There, resting on a pedestal of grey stone, was the hoe.

It hadn't looked dangerous. It looked efficient. As a student of engineering, Leo appreciated the curve of the handle, the balance of the head. It was a tool designed for maximum output. He had reached out, intending to weigh it, to analyze its metallurgy.

The moment his skin brushed the leather grip, the analysis ended.

It wasn't a magnetic pull; it was a biological fusion. The leather had constricted, tightening like a tourniquet. A shock of absolute cold had spiked through his chest, stopping his breath. He remembered gasping, trying to pry it off with his other hand, but it was like trying to peel off his own fingernails.

Carter had slid down the embankment, his face pale. "You touched it," the archaeologist had whispered, terrified. "It's a kinetic siphon. It converts biological lifespan into mechanical force. It eats time, Leo."

Now, sitting in his shed, Leo looked at the black metal.

The Witch Princess had mocked him for not using it. Why didn't you shield the crops? she had asked.

It was a valid question. With a single swing of this tool, Leo knew he could have raised an earthen wall to block the water. He could have tilled the entire field in seconds. He could have generated enough heat to evaporate the flood.

He had the power of a god strapped to his wrist.

But he also remembered his visit to Vesta's farm. He remembered Marlin standing in the perfect, weed-free rows, holding a simple iron hoe. Marlin hadn't used magic. He had used leverage. He had used an understanding of the soil's density, the root structure, and the wind patterns.

Marlin had data. Leo only had force.

"If I use you now," Leo whispered to the cursed tool, "I learn nothing."

That was the crux of the problem. If he used the Cursed Hoe to till the land, the crop would grow, but he wouldn't know why. He wouldn't understand the soil drainage. He wouldn't understand the nutrient cycling. He would just be a battery powering a machine he didn't comprehend.

And when the machine eventually killed him—because the energy cost was absolute—he would die ignorant.

"You are the experimental variable," Leo murmured, re-wrapping the bandage tight around the metal. "But I don't have a baseline yet. I don't have a control group."

He couldn't manipulate the curse until he understood the reality it was distorting. He needed to know what "normal" farming felt like, down to the calorie, so he could measure exactly what the tool was taking from him. He needed to replicate Marlin's results with iron before he dared to exceed them with magic.

Leo stood up. He felt the heavy drag of the tool on his arm, a constant, nagging hunger.

He walked to the corner of the shed and picked up the cheap, rusty Iron Hoe he had brought from the city. It was heavy, unbalanced, and crude. It blistered his hands and strained his back.

It was perfect.

He walked out into the rain-soaked night. The mud sucked at his boots. The 3x3 grid was gone, washed away by the Witch's lesson.

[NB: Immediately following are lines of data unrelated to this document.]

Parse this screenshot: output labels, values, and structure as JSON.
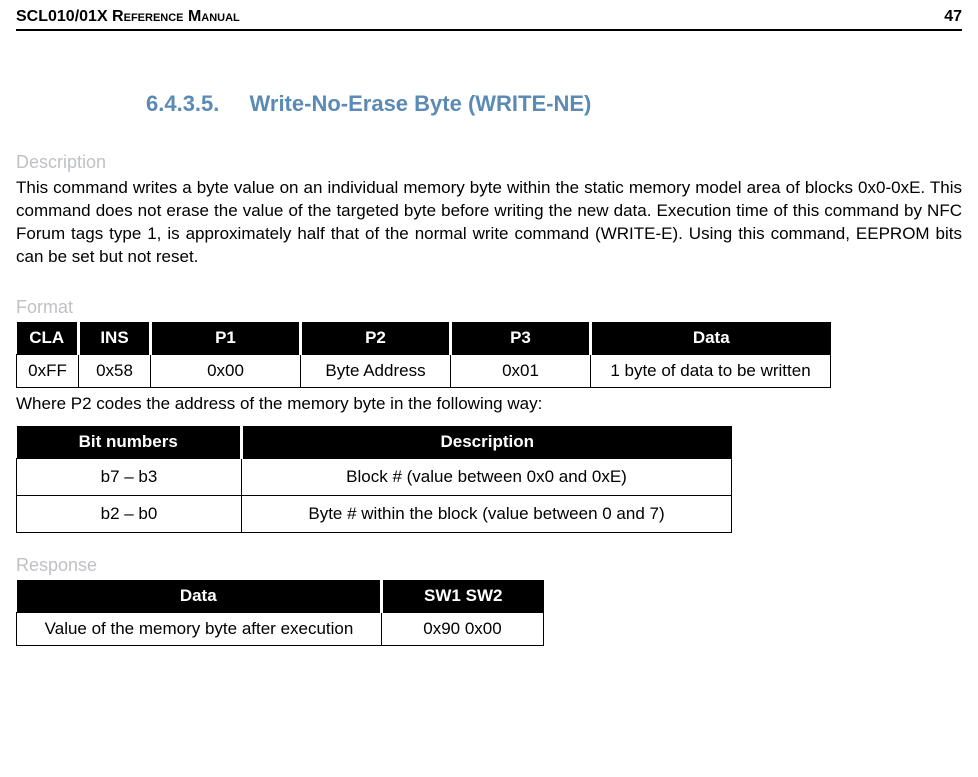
{
  "header": {
    "title": "SCL010/01X Reference Manual",
    "page": "47"
  },
  "section": {
    "number": "6.4.3.5.",
    "title": "Write-No-Erase Byte (WRITE-NE)"
  },
  "description": {
    "heading": "Description",
    "text": "This command writes a byte value on an individual memory byte within the static memory model area of blocks 0x0-0xE. This command does not erase the value of the targeted byte before writing the new data. Execution time of this command by NFC Forum tags type 1, is approximately half that of the normal write command (WRITE-E). Using this command, EEPROM bits can be set but not reset."
  },
  "format": {
    "heading": "Format",
    "headers": [
      "CLA",
      "INS",
      "P1",
      "P2",
      "P3",
      "Data"
    ],
    "row": {
      "cla": "0xFF",
      "ins": "0x58",
      "p1": "0x00",
      "p2": "Byte Address",
      "p3": "0x01",
      "data": "1 byte of data to be written"
    },
    "where_text": "Where P2 codes the address of the memory byte in the following way:",
    "bits_headers": [
      "Bit numbers",
      "Description"
    ],
    "bits_rows": [
      {
        "bits": "b7 – b3",
        "desc": "Block # (value between 0x0 and 0xE)"
      },
      {
        "bits": "b2 – b0",
        "desc": "Byte # within the block (value between 0 and 7)"
      }
    ]
  },
  "response": {
    "heading": "Response",
    "headers": [
      "Data",
      "SW1 SW2"
    ],
    "row": {
      "data": "Value of the memory byte after execution",
      "sw": "0x90 0x00"
    }
  }
}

He found a new patch of grey, unbroken hardpan. He positioned his feet. He adjusted his grip on the iron handle, ignoring the black parasite pulsing beneath the bandages on his right hand.

He swung the iron.

Clank.

The shockwave rattled his teeth. He had moved a pebble.

Leo swung again. And again.

He would break this valley with his own sweat first. He would earn the data points one blister at a time. And one day, when he understood the equation of the earth perfectly, he would unwrap the black tool.

But not tonight. Tonight, he was just a man in the mud, gathering the evidence he needed to survive.